In Jahre 1851 wurde die Feldmark des Dorfes durch Landmesser Ernst vermessen. Seine darüber angefertigte Karte hat heute noch Gültigkeit.

 Im Jahre 1852 wurde die inmitten des Gutshofes aus Grauwacker errichtete Kirche eingeweiht.

 Bis 1868 hatte Allrode das Recht, im Forst Schweine und Rindvieh weiden zu lassen. Als Entschädigung für die Ablösung erhielt jeder Weideberechtigte 2 Morgen Land.

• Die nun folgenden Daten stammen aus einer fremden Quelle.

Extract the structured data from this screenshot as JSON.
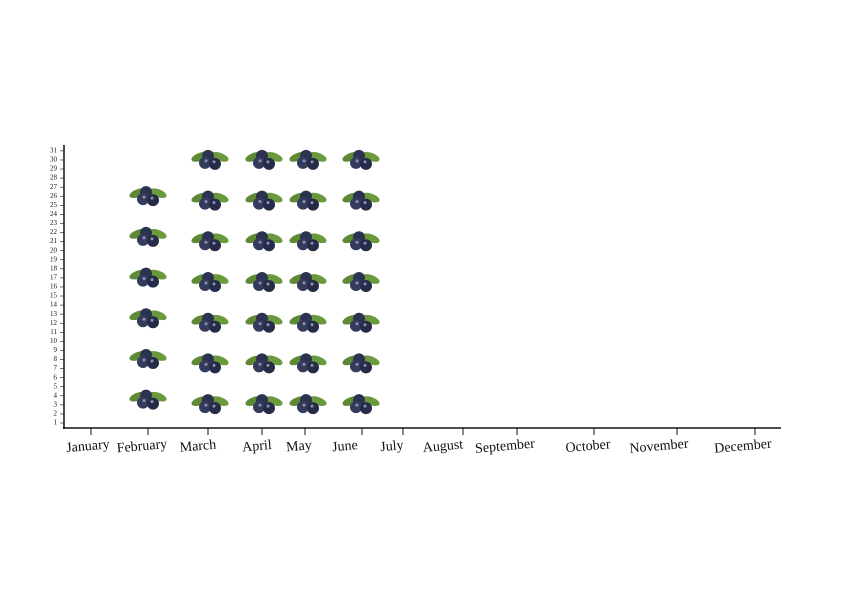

 Aus Anlass der Beendigung des deutsch – französischen Krieges wurde 1871 die Friedenseiche in der Dorfmitte gepflanzt. Um eine ebenmäßigen Wuchs zu erreichen, wurde ihre Äste stark beschnitten. Eine Rundbank und ein Pilzdach laden zum Verweilen ein.

 Bis zum Jahre 1870 etwa gingen die Allröder in Tracht. Ihr Ort lag im Mitteldeutschen Trachtengebiet. Werktags wurde ein Beiderwandrock mit etwa 1 ½ cm breiten schwarzen und etwas schmäleren roten Streifen, die von gelben, blauen oder grünen Faden durchzogen oder seitlich ergänzt wurden, getragen. Dazu gehörte ein rotes Jäckchen oder Mieder aus glänzendem satinartigem Stoff, ein bunt besticktes Schultertuch, eine rotes Häubchen mit flitterartigen Bändern, weiße Strümpfe und schwarze Schnallenschuhe. Die Männertracht bestand aus einer hellbraunen Biberjacke, braunen Cordhosen, Deckelmütze, Halbschuhen und Gamaschen. Von den alten Trachten hat sich nur die Berufskleidung des Gemeindehirten in die neue Zeit herübergerettet. Allrode war früher Sitz eines Oberförsters, der seine Dienstwohnung in der heutigen Gaststätte „Stadt Braunschweig“ hatte. Das Gebäude war damals einstöckig.

 Im Jahre 1878 wurde im Mühlweg die Revierförsterei Allrode errichtet.

Die neue Schule wurde 1879 in dem ehemaligen Gemüsegarten des Gutes als zweiklassige Schule erbaut, da das alte Schulgebäude zu klein geworden war. Dieses war das ehemalige Brauhaus des Gutes. Es dient nach Verlegung der Schule einer Bauernwirtschaft als Wohnhais (Hoppe).

Im Winter 1893 wurde eine Ortsgruppe des Harzklub gegründet, die 23 Mitglieder zählte.

In den Jahren 1898 bis 1901 nahm die Erbprinzessin zu Wied, Tochter des Königs von Württemberg, mit Gefolge und Bedienung mehrwöchentlichen Aufenthalt in Allrode. Hellmanns Haus, der Friedenseiche gegenüber, wurde für diese Zwecke umgebaut. Die Allröder erzählten, sie wäre hierher verbannt worden, weil sie eine Liaison gehabt hätte.

Wie dem auch sei, die Allröder bemühen sich seit dieser Zeit, Luftkurort zu werden.